Module device_runtime

Expand description

Stream-ordered device memory runtime, RMM-inspired.

v0.6 architecture work. Replaces the per-CudaKernelProvider GpuMemoryManager model (which cannot enforce a real per-device budget across parallel tests, Python users, or multiple executors on a single physical GPU) with a per-CUDA-ordinal singleton XlogDeviceRuntime composed of swappable DeviceMemoryResource adaptors:

XlogDeviceRuntime per CUDA ordinal
  -> StreamPool of non-blocking streams
  -> GlobalDeviceBudget per physical GPU
  -> Logging / Debug adaptor (optional)
  -> AsyncCudaResource (production) | DirectCudaResource (sanitizer/cert)

Required resources:

DirectCudaResource — cudarc default (non-pooled) allocation backend (CudaDeviceInner::alloc::<u8> / drop, which on async-alloc hosts forwards to cuMemAllocAsync). Candidate for the sanitizer/cert role because there is no xlog-level pool suballocation hiding out-of-bounds access from Compute Sanitizer; the sanitizer-visibility property itself is unproven until the manual Compute Sanitizer acceptance gate runs on a supported host. A genuine raw-driver cuMemAlloc/cuMemFree backend is a separate future commit.
AsyncCudaResource — cuMemAllocAsync/cuMemFreeAsync bound to a caller-supplied stream via the stream pool; production default when supported.
PoolResource — performance tier, not part of this PR; gated behind correctness certification of the direct/async backends.
DebugGuardResource — optional canary/poison/quarantine layer.
LoggingResource — CSV allocation log: thread, time, action, ptr, bytes, stream, device, tag, query id.

Stream-ordered contract: every alloc / dealloc names a stream; reuse across streams requires explicit event/sync. No reliance on the CUDA legacy null/default stream. Mirrors RMM’s stream-ordered rule — see https://github.com/rapidsai/RMM .

v0.5.5 closed at PRs #49 / #50 / #52 (metadata-read state for binary-join output counts).
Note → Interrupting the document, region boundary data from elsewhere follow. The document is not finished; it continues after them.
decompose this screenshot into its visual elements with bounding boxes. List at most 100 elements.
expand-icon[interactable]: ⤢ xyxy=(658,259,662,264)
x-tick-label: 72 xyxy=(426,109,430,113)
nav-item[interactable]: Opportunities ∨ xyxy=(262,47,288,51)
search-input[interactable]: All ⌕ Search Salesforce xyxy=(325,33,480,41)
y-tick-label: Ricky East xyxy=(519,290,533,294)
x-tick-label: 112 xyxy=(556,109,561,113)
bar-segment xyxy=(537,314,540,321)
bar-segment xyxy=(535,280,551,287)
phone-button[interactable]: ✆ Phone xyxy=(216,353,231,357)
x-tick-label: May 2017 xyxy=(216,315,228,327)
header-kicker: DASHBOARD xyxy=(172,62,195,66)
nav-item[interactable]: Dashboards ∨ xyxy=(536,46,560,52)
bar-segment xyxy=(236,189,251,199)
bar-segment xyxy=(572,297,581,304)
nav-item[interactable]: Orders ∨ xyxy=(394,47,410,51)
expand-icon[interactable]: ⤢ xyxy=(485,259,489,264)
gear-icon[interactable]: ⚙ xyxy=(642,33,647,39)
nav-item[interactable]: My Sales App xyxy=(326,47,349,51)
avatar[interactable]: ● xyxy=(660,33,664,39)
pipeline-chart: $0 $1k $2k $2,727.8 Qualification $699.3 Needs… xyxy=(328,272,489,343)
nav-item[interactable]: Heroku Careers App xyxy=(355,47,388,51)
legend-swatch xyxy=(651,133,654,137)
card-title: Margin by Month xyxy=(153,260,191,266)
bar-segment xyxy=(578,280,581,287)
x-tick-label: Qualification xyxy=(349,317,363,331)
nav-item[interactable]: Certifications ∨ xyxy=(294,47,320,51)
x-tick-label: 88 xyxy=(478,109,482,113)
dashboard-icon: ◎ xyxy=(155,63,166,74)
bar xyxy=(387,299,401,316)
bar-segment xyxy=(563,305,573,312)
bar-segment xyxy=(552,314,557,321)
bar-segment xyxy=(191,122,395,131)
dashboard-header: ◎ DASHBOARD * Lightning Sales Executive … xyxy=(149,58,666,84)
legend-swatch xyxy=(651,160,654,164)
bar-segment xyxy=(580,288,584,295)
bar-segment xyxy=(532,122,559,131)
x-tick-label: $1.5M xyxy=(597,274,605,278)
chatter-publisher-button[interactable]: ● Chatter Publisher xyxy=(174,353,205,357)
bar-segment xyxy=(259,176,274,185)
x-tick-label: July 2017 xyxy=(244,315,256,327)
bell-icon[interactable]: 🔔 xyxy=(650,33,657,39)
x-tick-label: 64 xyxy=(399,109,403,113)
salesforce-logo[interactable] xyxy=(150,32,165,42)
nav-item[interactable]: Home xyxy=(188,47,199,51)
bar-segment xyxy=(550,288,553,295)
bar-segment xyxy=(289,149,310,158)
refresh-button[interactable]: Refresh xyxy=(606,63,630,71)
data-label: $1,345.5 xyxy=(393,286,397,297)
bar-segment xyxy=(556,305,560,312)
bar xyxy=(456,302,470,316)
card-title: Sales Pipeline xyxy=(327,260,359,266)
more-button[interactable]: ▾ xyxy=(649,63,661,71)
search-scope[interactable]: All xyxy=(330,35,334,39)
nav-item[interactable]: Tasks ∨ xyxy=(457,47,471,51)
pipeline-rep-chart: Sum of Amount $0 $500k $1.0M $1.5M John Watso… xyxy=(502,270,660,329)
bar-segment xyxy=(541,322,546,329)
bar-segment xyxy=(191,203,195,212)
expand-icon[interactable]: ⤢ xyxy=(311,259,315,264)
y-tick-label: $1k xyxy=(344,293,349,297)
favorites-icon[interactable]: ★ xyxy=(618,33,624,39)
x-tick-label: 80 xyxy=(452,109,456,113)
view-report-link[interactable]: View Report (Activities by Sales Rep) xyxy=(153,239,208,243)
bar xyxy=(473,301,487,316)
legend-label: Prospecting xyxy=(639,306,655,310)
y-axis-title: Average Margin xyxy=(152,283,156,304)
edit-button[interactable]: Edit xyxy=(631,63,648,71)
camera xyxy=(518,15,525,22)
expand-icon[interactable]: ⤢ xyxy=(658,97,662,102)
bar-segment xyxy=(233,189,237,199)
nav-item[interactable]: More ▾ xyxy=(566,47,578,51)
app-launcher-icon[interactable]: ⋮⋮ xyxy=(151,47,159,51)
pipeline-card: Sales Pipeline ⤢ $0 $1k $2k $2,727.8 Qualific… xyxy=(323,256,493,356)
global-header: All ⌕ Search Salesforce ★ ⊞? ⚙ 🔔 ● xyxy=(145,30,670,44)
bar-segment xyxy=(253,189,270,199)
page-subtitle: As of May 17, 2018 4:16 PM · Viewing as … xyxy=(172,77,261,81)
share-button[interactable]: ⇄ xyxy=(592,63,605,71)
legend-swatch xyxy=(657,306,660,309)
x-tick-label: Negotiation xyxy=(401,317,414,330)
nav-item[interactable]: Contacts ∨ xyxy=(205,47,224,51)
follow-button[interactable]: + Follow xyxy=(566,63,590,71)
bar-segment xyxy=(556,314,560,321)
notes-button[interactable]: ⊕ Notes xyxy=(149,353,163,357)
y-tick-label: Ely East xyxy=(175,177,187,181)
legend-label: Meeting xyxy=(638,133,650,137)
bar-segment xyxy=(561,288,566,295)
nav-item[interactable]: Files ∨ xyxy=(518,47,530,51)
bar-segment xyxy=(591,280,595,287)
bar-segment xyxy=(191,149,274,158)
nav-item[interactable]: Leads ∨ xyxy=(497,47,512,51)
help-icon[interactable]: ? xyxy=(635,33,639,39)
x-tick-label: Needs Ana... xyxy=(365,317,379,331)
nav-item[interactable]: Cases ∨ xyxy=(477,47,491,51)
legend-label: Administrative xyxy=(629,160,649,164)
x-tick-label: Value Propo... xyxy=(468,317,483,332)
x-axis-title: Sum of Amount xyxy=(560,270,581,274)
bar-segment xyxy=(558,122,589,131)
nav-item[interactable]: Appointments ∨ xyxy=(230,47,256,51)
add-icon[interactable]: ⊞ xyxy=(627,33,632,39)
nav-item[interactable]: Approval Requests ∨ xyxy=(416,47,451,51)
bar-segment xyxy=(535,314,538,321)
The fully GPU-resident binary-join materialization rebase is gated on this allocator landing first.

Re-exports§

pub use async_resource::AsyncCudaResource;
pub use budget::GlobalDeviceBudget;
pub use direct::DirectCudaResource;
pub use logging::InMemorySink;
pub use logging::LogAction;
pub use logging::LogRecord;
pub use logging::LogResult;
pub use logging::LoggingResource;
pub use logging::LoggingSink;
pub use logging::NullSink;
pub use logging::SinkError;
pub use resource::Access;
pub use resource::AllocTag;
pub use resource::BlockId;
pub use resource::BlockState;
pub use resource::DeviceBlock;
pub use resource::DeviceMemoryResource;
pub use resource::Generation;
pub use resource::ResourceError;
pub use resource::ResourceResult;
pub use resource::StreamId;
pub use runtime::XlogDeviceRuntime;
pub use runtime::MAX_DEVICE_ORDINALS;
pub use stream_pool::StreamPool;
pub use stream_pool::StreamPoolError;
pub use stream_pool::DEFAULT_MAX_STREAMS;

Modules§

async_resource: AsyncCudaResource — stream-ordered allocation backed by cudarc’s CudaStream::alloc (which forwards to cuMemAllocAsync when the context supports it).
budget: GlobalDeviceBudget — per-runtime byte-limit decorator.
direct: DirectCudaResource — cudarc default (non-pooled) allocation backend.
logging: LoggingResource — telemetry decorator for any DeviceMemoryResource.
resource: Core DeviceMemoryResource trait and supporting types.
runtime: XlogDeviceRuntime — per-CUDA-ordinal singleton hosting the device-runtime allocator stack.
stream_pool: StreamPool — owned non-blocking CUDA streams indexed by StreamId.